Clergy in the Trenches of an Unforgiving War

April 7, 2020

Rev. David Fleenor stood in the New York City morgue, looking at the body of someone's mother. As a chaplain for Mount Sinai Hospital, death was always a part of his job. But not like this. Not for so many. Holding a telephone to his ear, he tried to soothe the son, telling his mom all the things the young man wished he could say in person. "I'm sorry I can't be there. I love you." But even now, as the images of heartbreak pile up in his mind, he calls it a privilege to be the hurting city's proxy.

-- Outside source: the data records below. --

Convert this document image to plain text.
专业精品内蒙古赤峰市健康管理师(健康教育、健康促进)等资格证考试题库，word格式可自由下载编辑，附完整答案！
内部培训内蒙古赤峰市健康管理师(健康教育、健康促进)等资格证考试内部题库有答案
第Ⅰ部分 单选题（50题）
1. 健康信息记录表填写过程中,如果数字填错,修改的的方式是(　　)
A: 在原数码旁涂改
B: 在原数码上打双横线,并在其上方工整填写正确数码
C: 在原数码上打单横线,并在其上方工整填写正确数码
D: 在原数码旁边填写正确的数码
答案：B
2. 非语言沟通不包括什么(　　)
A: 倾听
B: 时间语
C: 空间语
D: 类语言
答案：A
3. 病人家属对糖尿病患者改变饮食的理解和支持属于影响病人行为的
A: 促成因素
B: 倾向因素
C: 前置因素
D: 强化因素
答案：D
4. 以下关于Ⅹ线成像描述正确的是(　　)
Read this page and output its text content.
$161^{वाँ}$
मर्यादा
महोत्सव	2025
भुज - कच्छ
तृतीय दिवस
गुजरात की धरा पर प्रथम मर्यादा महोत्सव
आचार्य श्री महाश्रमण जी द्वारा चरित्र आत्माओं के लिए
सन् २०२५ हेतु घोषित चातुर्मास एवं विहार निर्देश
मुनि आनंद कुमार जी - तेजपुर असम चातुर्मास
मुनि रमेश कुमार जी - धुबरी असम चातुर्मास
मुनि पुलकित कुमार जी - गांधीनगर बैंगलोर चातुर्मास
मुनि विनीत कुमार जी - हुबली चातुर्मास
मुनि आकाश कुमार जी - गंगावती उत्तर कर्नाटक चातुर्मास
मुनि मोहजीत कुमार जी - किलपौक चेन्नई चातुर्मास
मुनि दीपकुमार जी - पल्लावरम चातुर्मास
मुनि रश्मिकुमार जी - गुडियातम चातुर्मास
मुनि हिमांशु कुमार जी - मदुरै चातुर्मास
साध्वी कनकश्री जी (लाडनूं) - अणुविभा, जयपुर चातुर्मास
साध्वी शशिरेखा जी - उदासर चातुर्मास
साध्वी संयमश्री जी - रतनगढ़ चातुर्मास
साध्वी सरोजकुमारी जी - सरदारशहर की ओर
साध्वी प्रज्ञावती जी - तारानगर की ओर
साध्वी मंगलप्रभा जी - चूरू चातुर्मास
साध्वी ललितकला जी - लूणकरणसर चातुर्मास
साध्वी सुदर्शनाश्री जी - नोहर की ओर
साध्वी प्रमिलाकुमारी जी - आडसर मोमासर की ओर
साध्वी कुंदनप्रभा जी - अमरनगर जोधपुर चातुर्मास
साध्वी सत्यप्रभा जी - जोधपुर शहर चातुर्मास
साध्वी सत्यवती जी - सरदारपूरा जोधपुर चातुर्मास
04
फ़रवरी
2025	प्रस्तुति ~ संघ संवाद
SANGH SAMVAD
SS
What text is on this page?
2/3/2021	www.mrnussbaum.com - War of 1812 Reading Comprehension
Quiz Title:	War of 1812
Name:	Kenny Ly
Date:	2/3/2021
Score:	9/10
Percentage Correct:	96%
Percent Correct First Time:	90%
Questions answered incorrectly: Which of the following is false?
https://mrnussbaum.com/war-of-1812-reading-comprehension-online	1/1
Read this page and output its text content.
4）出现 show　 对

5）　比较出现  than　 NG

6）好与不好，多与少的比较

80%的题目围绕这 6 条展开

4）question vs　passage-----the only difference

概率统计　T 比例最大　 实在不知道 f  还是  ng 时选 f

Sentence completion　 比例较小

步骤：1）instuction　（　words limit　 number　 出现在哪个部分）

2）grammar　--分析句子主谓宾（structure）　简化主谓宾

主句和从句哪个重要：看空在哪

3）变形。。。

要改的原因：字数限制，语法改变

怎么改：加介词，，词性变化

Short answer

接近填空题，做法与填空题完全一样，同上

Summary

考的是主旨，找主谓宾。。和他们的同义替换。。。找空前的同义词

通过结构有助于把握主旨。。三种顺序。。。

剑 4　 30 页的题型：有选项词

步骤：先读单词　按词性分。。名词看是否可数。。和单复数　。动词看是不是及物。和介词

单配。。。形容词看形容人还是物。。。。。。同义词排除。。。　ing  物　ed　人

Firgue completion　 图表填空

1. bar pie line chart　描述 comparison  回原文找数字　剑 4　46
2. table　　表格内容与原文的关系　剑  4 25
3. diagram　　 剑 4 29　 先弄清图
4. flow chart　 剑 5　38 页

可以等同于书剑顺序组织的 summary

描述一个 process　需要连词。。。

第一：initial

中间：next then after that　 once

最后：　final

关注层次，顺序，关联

Like doctors and nurses, Rev. Fleenor has been on the front lines of the virus for weeks. In normal times, he says, "One of the big challenges in chaplaincy under non-pandemic circumstances is how do we get to the neediest patients first?" Now, with the crisis claiming thousands of lives a day, there's "no hospital in America that has enough chaplains." Which is why, he insists, every one of them is essential.

Rabbi Kara Tav understands all too well. Her Facebook feed has been full of the suffering she's seen as the manager of spiritual care services at another hospital in New York City. She struggles to keep it together most days, saying the virus has made her job a living hell. "Normally my job is to listen, to comfort, to pray for healing. Now my job is to pray for a swift and merciful death for most of my patients. I hold weeping, sweaty-faced nurses through gloves and masks, to whom I promise their work is meaningful and changing lives. I promise them that it's okay to feel bone-tired, that everyone's living with nightmares that they're going to get sick. I have spent this morning making condolence calls (30 deaths over the weekend. We normally have five)."

Rabbi Tav and Rev. Fleenor have been lucky. They both work at hospitals that consider their positions "critical." Until last week, not all of them could. Despite the fact that hundreds of chaplains have been calling into hospitals and volunteering their services, a lot of health care facilities were still confused about who could and couldn't be walking the hallways during the crisis.

It's an issue FRC took up privately with the Trump administration, first with the Department of Homeland Security -- and later with Vice President Mike Pence. If we take clergy into battle, I urged, then we should be taking them into this one. More than ever, America needs its spiritual leaders. In situations as dire as this, we need clergy to be treated like first responders -- moving and ministering on the front lines. The vice president promised to look into it, and we're happy to announce -- he did. Last week, FRC was grateful to see that DHS's definitive list of personnel for federal agencies now includes "clergy for essential support."

That's a game-changer -- not just for the patients and the parents and the dying, but for maxed-out hospital workers who are struggling to take care of everyone else. Deep down, every one of them needs to know: they're not alone. It's the closest thing to war many of them will ever see. "Pray for us," one nurse says as she walks by the chaplain every morning. "Pray that we make it through the day."

"It reminds me so much of the time I spent in Desert Storm," said Chaplain Rocky Walker, a 25-year Army veteran. "I'm closer to death now than I was on the very front lines of combat. It's not natural to go racing toward someone or something that is trying to kill you. That's what health care workers are doing every day when they get out of bed and come into the hospital." Now, thanks to the Trump administration, they'll at least have someone in the foxhole with them.